Marcus du Sautoy of Oxford University says of robots that there might be a “threshold moment” where consciousness “emerges”. Consciousness being, it seems, a state where they realize they are robots and not things and that they have a place in the world. Should that happen, he says, they would need a framework to be constructed by humans in which robots could find protection (presumably against humans) as intelligent creatures. They would have rights and those rights would need to be protected and enforced.
How would it be possible to measure that this “threshold moment” had been reached and that robots had become sentient, intelligent beings? Professor du Sautoy (he is actually Simonyi Professor for the Public Understanding of Science as well as a Professor of Mathematics and a Fellow of the Royal Society, so clearly not someone simply to be ignored) says that we are in a golden age, consciousness-wise. He says we have a telescope into the brain which has given us the chance to see things previously invisible.

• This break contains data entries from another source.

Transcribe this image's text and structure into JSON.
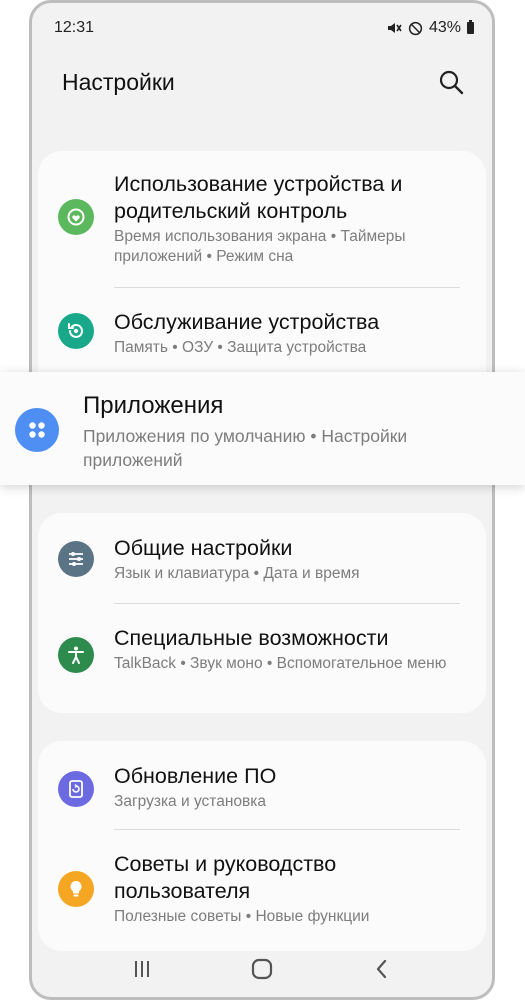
{
  "status": {
    "time": "12:31",
    "battery": "43%"
  },
  "header": {
    "title": "Настройки"
  },
  "cards": [
    {
      "items": [
        {
          "title": "Использование устройства и родительский контроль",
          "subtitle": "Время использования экрана • Таймеры приложений • Режим сна",
          "icon": "digital-wellbeing-icon",
          "color": "#5cb85c"
        },
        {
          "title": "Обслуживание устройства",
          "subtitle": "Память • ОЗУ • Защита устройства",
          "icon": "device-care-icon",
          "color": "#19a98a"
        }
      ]
    },
    {
      "items": [
        {
          "title": "Общие настройки",
          "subtitle": "Язык и клавиатура • Дата и время",
          "icon": "sliders-icon",
          "color": "#5b7485"
        },
        {
          "title": "Специальные возможности",
          "subtitle": "TalkBack • Звук моно • Вспомогательное меню",
          "icon": "accessibility-icon",
          "color": "#2e8b4e"
        }
      ]
    },
    {
      "items": [
        {
          "title": "Обновление ПО",
          "subtitle": "Загрузка и установка",
          "icon": "software-update-icon",
          "color": "#6c6ae0"
        },
        {
          "title": "Советы и руководство пользователя",
          "subtitle": "Полезные советы • Новые функции",
          "icon": "tips-bulb-icon",
          "color": "#f5a623"
        }
      ]
    }
  ],
  "highlight": {
    "title": "Приложения",
    "subtitle": "Приложения по умолчанию • Настройки приложений",
    "icon": "apps-icon",
    "color": "#4f8ef3"
  },
  "navbar": {
    "icons": [
      "recent-apps-icon",
      "home-icon",
      "back-icon"
    ]
  }
}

Being a professor of mathematics is a good starting point for studies of artificial intelligence because Professor du Sautoy maintains that being good at mathematics is less a matter of mastering times tables than of recognizing patterns – which is what many AI programs (like those used to detect criminal activity) actually do. He says, for example, that in humankind’s earliest days, creatures able to detect patterns had a head start in the battle to survive and evolve. Symmetry, for example: the ability to recognize it would enable the recognizer to detect an animal and to know that either the person could eat the animal or the animal might eat the person.
Did Professor du Sautoy choose this time to promote the idea that robots might develop consciousness because he has a book to promote? Only an utter cynic would even suggest such a thing.